The question was not aimed at anyone in particular — a tactic common to the President, designed to make everyone around him uncomfortable and on the defensive — so the men sitting around the table with the President shifted uncomfortably, silently deferring to Dr. Donald Scheer, the forty-two-year-old former professor of economics from MIT who had been chosen as the President’s Secretary of Defense. As unlikely as the choice of Scheer was for Secretary of Defense, this young, highly intelligent Bean-Counter Emeritus, as the press had dubbed him, was the perfect counterpoint to the President’s big, southern, ham-handed approach to dealing with the bureaucracy. The President was the ax, Scheer the scalpel, when it came to dealing with waste, with the budget, with the Washington establishment. “Perhaps you should tell us more about your conversation with the Russian president, Mr. President,” Scheer said.
“I told you the long and short of it,” the President said irritably. “Velichko told me that they were observing the Ukrainian Air Force preparing for a tactical air strike, following the attack on their reconnaissance planes.” The President paused as he noticed one of his advisers shaking his head. “Problem, General?”
“Excuse me, sir, but none of that is correct,” Army general Philip Freeman, chairman of the Joint Chiefs of Staff, replied. “Our analysis revealed that the bombers the Russians flew over the Ukraine that first night were strikers, not reconnaissance planes.
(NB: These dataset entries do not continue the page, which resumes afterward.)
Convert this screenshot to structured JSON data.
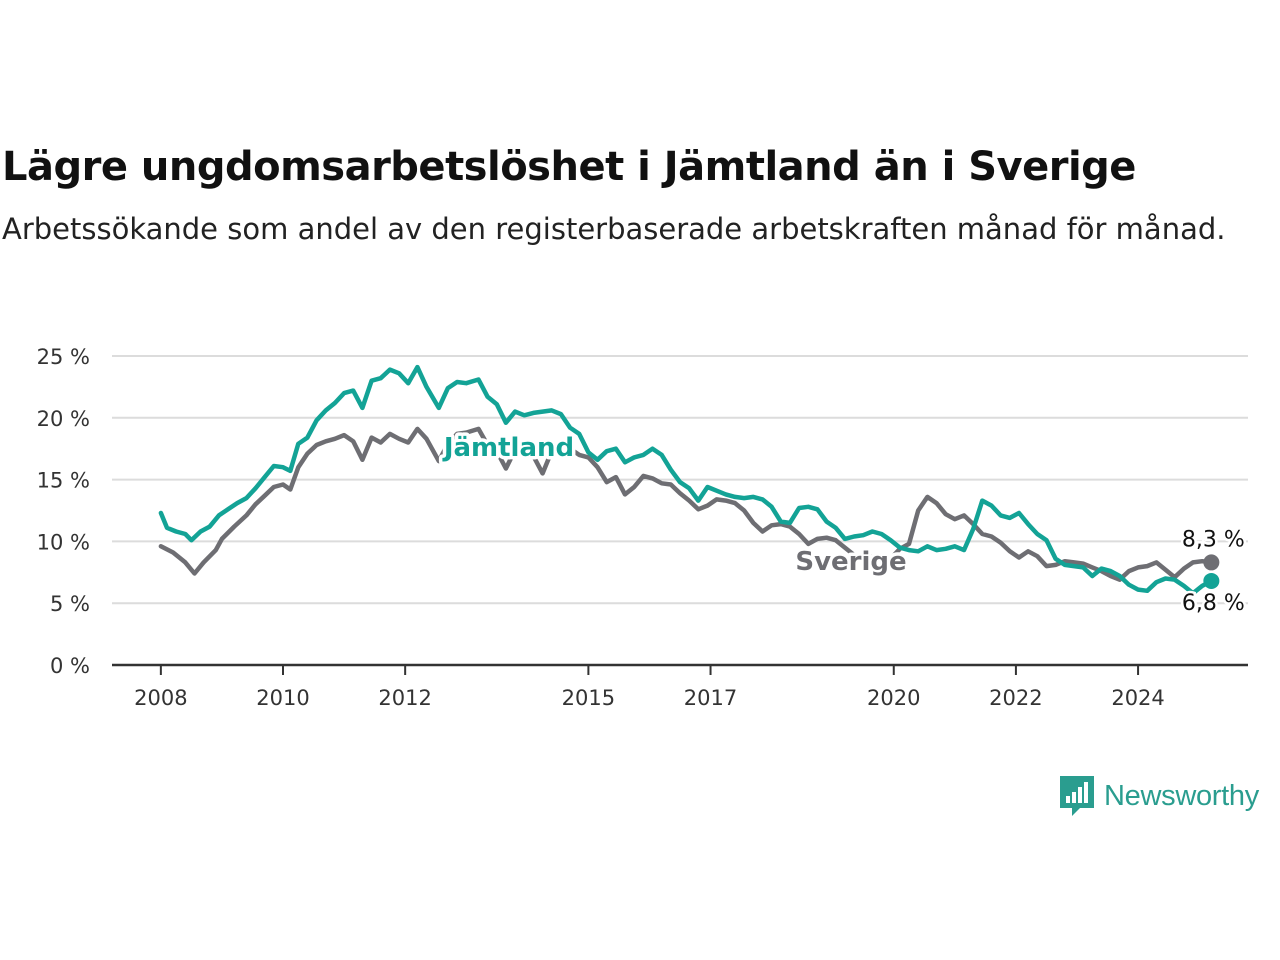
{
  "chart_data": {
    "type": "line",
    "title": "Lägre ungdomsarbetslöshet i Jämtland än i Sverige",
    "subtitle": "Arbetssökande som andel av den registerbaserade arbetskraften månad för månad.",
    "y_ticks": [
      "0 %",
      "5 %",
      "10 %",
      "15 %",
      "20 %",
      "25 %"
    ],
    "x_ticks": [
      "2008",
      "2010",
      "2012",
      "2015",
      "2017",
      "2020",
      "2022",
      "2024"
    ],
    "ylim": [
      0,
      25
    ],
    "xlim": [
      2007.2,
      2025.8
    ],
    "grid": true,
    "series": [
      {
        "name": "Sverige",
        "color": "#6e6e73",
        "end_label": "8,3 %",
        "points": [
          [
            2008.0,
            9.6
          ],
          [
            2008.2,
            9.1
          ],
          [
            2008.4,
            8.3
          ],
          [
            2008.55,
            7.4
          ],
          [
            2008.7,
            8.3
          ],
          [
            2008.9,
            9.3
          ],
          [
            2009.0,
            10.2
          ],
          [
            2009.2,
            11.2
          ],
          [
            2009.4,
            12.1
          ],
          [
            2009.55,
            13.0
          ],
          [
            2009.7,
            13.7
          ],
          [
            2009.85,
            14.4
          ],
          [
            2010.0,
            14.6
          ],
          [
            2010.12,
            14.2
          ],
          [
            2010.25,
            16.0
          ],
          [
            2010.4,
            17.1
          ],
          [
            2010.55,
            17.8
          ],
          [
            2010.7,
            18.1
          ],
          [
            2010.85,
            18.3
          ],
          [
            2011.0,
            18.6
          ],
          [
            2011.15,
            18.1
          ],
          [
            2011.3,
            16.6
          ],
          [
            2011.45,
            18.4
          ],
          [
            2011.6,
            18.0
          ],
          [
            2011.75,
            18.7
          ],
          [
            2011.9,
            18.3
          ],
          [
            2012.05,
            18.0
          ],
          [
            2012.2,
            19.1
          ],
          [
            2012.35,
            18.3
          ],
          [
            2012.55,
            16.5
          ],
          [
            2012.7,
            17.9
          ],
          [
            2012.85,
            18.7
          ],
          [
            2013.0,
            18.8
          ],
          [
            2013.2,
            19.1
          ],
          [
            2013.35,
            17.8
          ],
          [
            2013.5,
            17.3
          ],
          [
            2013.65,
            15.9
          ],
          [
            2013.8,
            17.4
          ],
          [
            2013.95,
            17.8
          ],
          [
            2014.1,
            16.9
          ],
          [
            2014.25,
            15.5
          ],
          [
            2014.4,
            17.3
          ],
          [
            2014.55,
            17.2
          ],
          [
            2014.7,
            17.5
          ],
          [
            2014.85,
            17.0
          ],
          [
            2015.0,
            16.8
          ],
          [
            2015.15,
            16.0
          ],
          [
            2015.3,
            14.8
          ],
          [
            2015.45,
            15.2
          ],
          [
            2015.6,
            13.8
          ],
          [
            2015.75,
            14.4
          ],
          [
            2015.9,
            15.3
          ],
          [
            2016.05,
            15.1
          ],
          [
            2016.2,
            14.7
          ],
          [
            2016.35,
            14.6
          ],
          [
            2016.5,
            13.9
          ],
          [
            2016.65,
            13.3
          ],
          [
            2016.8,
            12.6
          ],
          [
            2016.95,
            12.9
          ],
          [
            2017.1,
            13.4
          ],
          [
            2017.25,
            13.3
          ],
          [
            2017.4,
            13.1
          ],
          [
            2017.55,
            12.5
          ],
          [
            2017.7,
            11.5
          ],
          [
            2017.85,
            10.8
          ],
          [
            2018.0,
            11.3
          ],
          [
            2018.15,
            11.4
          ],
          [
            2018.3,
            11.2
          ],
          [
            2018.45,
            10.6
          ],
          [
            2018.6,
            9.8
          ],
          [
            2018.75,
            10.2
          ],
          [
            2018.9,
            10.3
          ],
          [
            2019.05,
            10.1
          ],
          [
            2019.2,
            9.5
          ],
          [
            2019.35,
            8.9
          ],
          [
            2019.5,
            8.6
          ],
          [
            2019.65,
            8.8
          ],
          [
            2019.8,
            8.7
          ],
          [
            2019.95,
            8.6
          ],
          [
            2020.1,
            9.4
          ],
          [
            2020.25,
            9.8
          ],
          [
            2020.4,
            12.5
          ],
          [
            2020.55,
            13.6
          ],
          [
            2020.7,
            13.1
          ],
          [
            2020.85,
            12.2
          ],
          [
            2021.0,
            11.8
          ],
          [
            2021.15,
            12.1
          ],
          [
            2021.3,
            11.4
          ],
          [
            2021.45,
            10.6
          ],
          [
            2021.6,
            10.4
          ],
          [
            2021.75,
            9.9
          ],
          [
            2021.9,
            9.2
          ],
          [
            2022.05,
            8.7
          ],
          [
            2022.2,
            9.2
          ],
          [
            2022.35,
            8.8
          ],
          [
            2022.5,
            8.0
          ],
          [
            2022.65,
            8.1
          ],
          [
            2022.8,
            8.4
          ],
          [
            2022.95,
            8.3
          ],
          [
            2023.1,
            8.2
          ],
          [
            2023.25,
            7.9
          ],
          [
            2023.4,
            7.6
          ],
          [
            2023.55,
            7.2
          ],
          [
            2023.7,
            6.9
          ],
          [
            2023.85,
            7.6
          ],
          [
            2024.0,
            7.9
          ],
          [
            2024.15,
            8.0
          ],
          [
            2024.3,
            8.3
          ],
          [
            2024.45,
            7.7
          ],
          [
            2024.6,
            7.1
          ],
          [
            2024.75,
            7.8
          ],
          [
            2024.9,
            8.3
          ],
          [
            2025.05,
            8.4
          ],
          [
            2025.2,
            8.3
          ]
        ]
      },
      {
        "name": "Jämtland",
        "color": "#13a396",
        "end_label": "6,8 %",
        "points": [
          [
            2008.0,
            12.3
          ],
          [
            2008.1,
            11.1
          ],
          [
            2008.25,
            10.8
          ],
          [
            2008.4,
            10.6
          ],
          [
            2008.5,
            10.1
          ],
          [
            2008.65,
            10.8
          ],
          [
            2008.8,
            11.2
          ],
          [
            2008.95,
            12.1
          ],
          [
            2009.1,
            12.6
          ],
          [
            2009.25,
            13.1
          ],
          [
            2009.4,
            13.5
          ],
          [
            2009.55,
            14.3
          ],
          [
            2009.7,
            15.2
          ],
          [
            2009.85,
            16.1
          ],
          [
            2010.0,
            16.0
          ],
          [
            2010.12,
            15.7
          ],
          [
            2010.25,
            17.9
          ],
          [
            2010.4,
            18.4
          ],
          [
            2010.55,
            19.8
          ],
          [
            2010.7,
            20.6
          ],
          [
            2010.85,
            21.2
          ],
          [
            2011.0,
            22.0
          ],
          [
            2011.15,
            22.2
          ],
          [
            2011.3,
            20.8
          ],
          [
            2011.45,
            23.0
          ],
          [
            2011.6,
            23.2
          ],
          [
            2011.75,
            23.9
          ],
          [
            2011.9,
            23.6
          ],
          [
            2012.05,
            22.8
          ],
          [
            2012.2,
            24.1
          ],
          [
            2012.35,
            22.5
          ],
          [
            2012.55,
            20.8
          ],
          [
            2012.7,
            22.4
          ],
          [
            2012.85,
            22.9
          ],
          [
            2013.0,
            22.8
          ],
          [
            2013.2,
            23.1
          ],
          [
            2013.35,
            21.7
          ],
          [
            2013.5,
            21.1
          ],
          [
            2013.65,
            19.6
          ],
          [
            2013.8,
            20.5
          ],
          [
            2013.95,
            20.2
          ],
          [
            2014.1,
            20.4
          ],
          [
            2014.25,
            20.5
          ],
          [
            2014.4,
            20.6
          ],
          [
            2014.55,
            20.3
          ],
          [
            2014.7,
            19.2
          ],
          [
            2014.85,
            18.7
          ],
          [
            2015.0,
            17.2
          ],
          [
            2015.15,
            16.6
          ],
          [
            2015.3,
            17.3
          ],
          [
            2015.45,
            17.5
          ],
          [
            2015.6,
            16.4
          ],
          [
            2015.75,
            16.8
          ],
          [
            2015.9,
            17.0
          ],
          [
            2016.05,
            17.5
          ],
          [
            2016.2,
            17.0
          ],
          [
            2016.35,
            15.8
          ],
          [
            2016.5,
            14.8
          ],
          [
            2016.65,
            14.3
          ],
          [
            2016.8,
            13.3
          ],
          [
            2016.95,
            14.4
          ],
          [
            2017.1,
            14.1
          ],
          [
            2017.25,
            13.8
          ],
          [
            2017.4,
            13.6
          ],
          [
            2017.55,
            13.5
          ],
          [
            2017.7,
            13.6
          ],
          [
            2017.85,
            13.4
          ],
          [
            2018.0,
            12.8
          ],
          [
            2018.15,
            11.6
          ],
          [
            2018.3,
            11.5
          ],
          [
            2018.45,
            12.7
          ],
          [
            2018.6,
            12.8
          ],
          [
            2018.75,
            12.6
          ],
          [
            2018.9,
            11.6
          ],
          [
            2019.05,
            11.1
          ],
          [
            2019.2,
            10.2
          ],
          [
            2019.35,
            10.4
          ],
          [
            2019.5,
            10.5
          ],
          [
            2019.65,
            10.8
          ],
          [
            2019.8,
            10.6
          ],
          [
            2019.95,
            10.1
          ],
          [
            2020.1,
            9.5
          ],
          [
            2020.25,
            9.3
          ],
          [
            2020.4,
            9.2
          ],
          [
            2020.55,
            9.6
          ],
          [
            2020.7,
            9.3
          ],
          [
            2020.85,
            9.4
          ],
          [
            2021.0,
            9.6
          ],
          [
            2021.15,
            9.3
          ],
          [
            2021.3,
            11.0
          ],
          [
            2021.45,
            13.3
          ],
          [
            2021.6,
            12.9
          ],
          [
            2021.75,
            12.1
          ],
          [
            2021.9,
            11.9
          ],
          [
            2022.05,
            12.3
          ],
          [
            2022.2,
            11.4
          ],
          [
            2022.35,
            10.6
          ],
          [
            2022.5,
            10.1
          ],
          [
            2022.65,
            8.6
          ],
          [
            2022.8,
            8.1
          ],
          [
            2022.95,
            8.0
          ],
          [
            2023.1,
            7.9
          ],
          [
            2023.25,
            7.2
          ],
          [
            2023.4,
            7.8
          ],
          [
            2023.55,
            7.6
          ],
          [
            2023.7,
            7.2
          ],
          [
            2023.85,
            6.5
          ],
          [
            2024.0,
            6.1
          ],
          [
            2024.15,
            6.0
          ],
          [
            2024.3,
            6.7
          ],
          [
            2024.45,
            7.0
          ],
          [
            2024.6,
            6.9
          ],
          [
            2024.75,
            6.4
          ],
          [
            2024.9,
            5.8
          ],
          [
            2025.05,
            6.4
          ],
          [
            2025.2,
            6.8
          ]
        ]
      }
    ]
  },
  "brand": {
    "name": "Newsworthy",
    "icon": "newsworthy-logo-icon",
    "color": "#2a9d8f"
  }
}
The Russians have a squadron of MiG-25R Foxbat reconnaissance planes within range, but they weren’t used. The Ukrainians did have offensive weapons on board some of their fighters following the Russian assault, but what would you expect after just turning back a Russian cruise missile attack?”
“As far as I’m concerned, I’m getting nothing but noise from everyone involved — the Russians, the Ukrainians, the Romanians, the Germans, the Turks — the list goes on and on,” the President said wearily, chomping one of the famous cigars that he liked but didn’t inhale — even if he wanted to he wouldn’t dare. The First Lady all but shot those who tried to smoke, and she would smell it on him. “All I care about is what I’m seeing in the press and in the intelligence reports. Now, from what you’ve been telling me,” he said to National Security Advisor Michael Lifter, “the Russians aren’t moving into the Ukraine and Moldova in massive numbers. Isn’t that right?”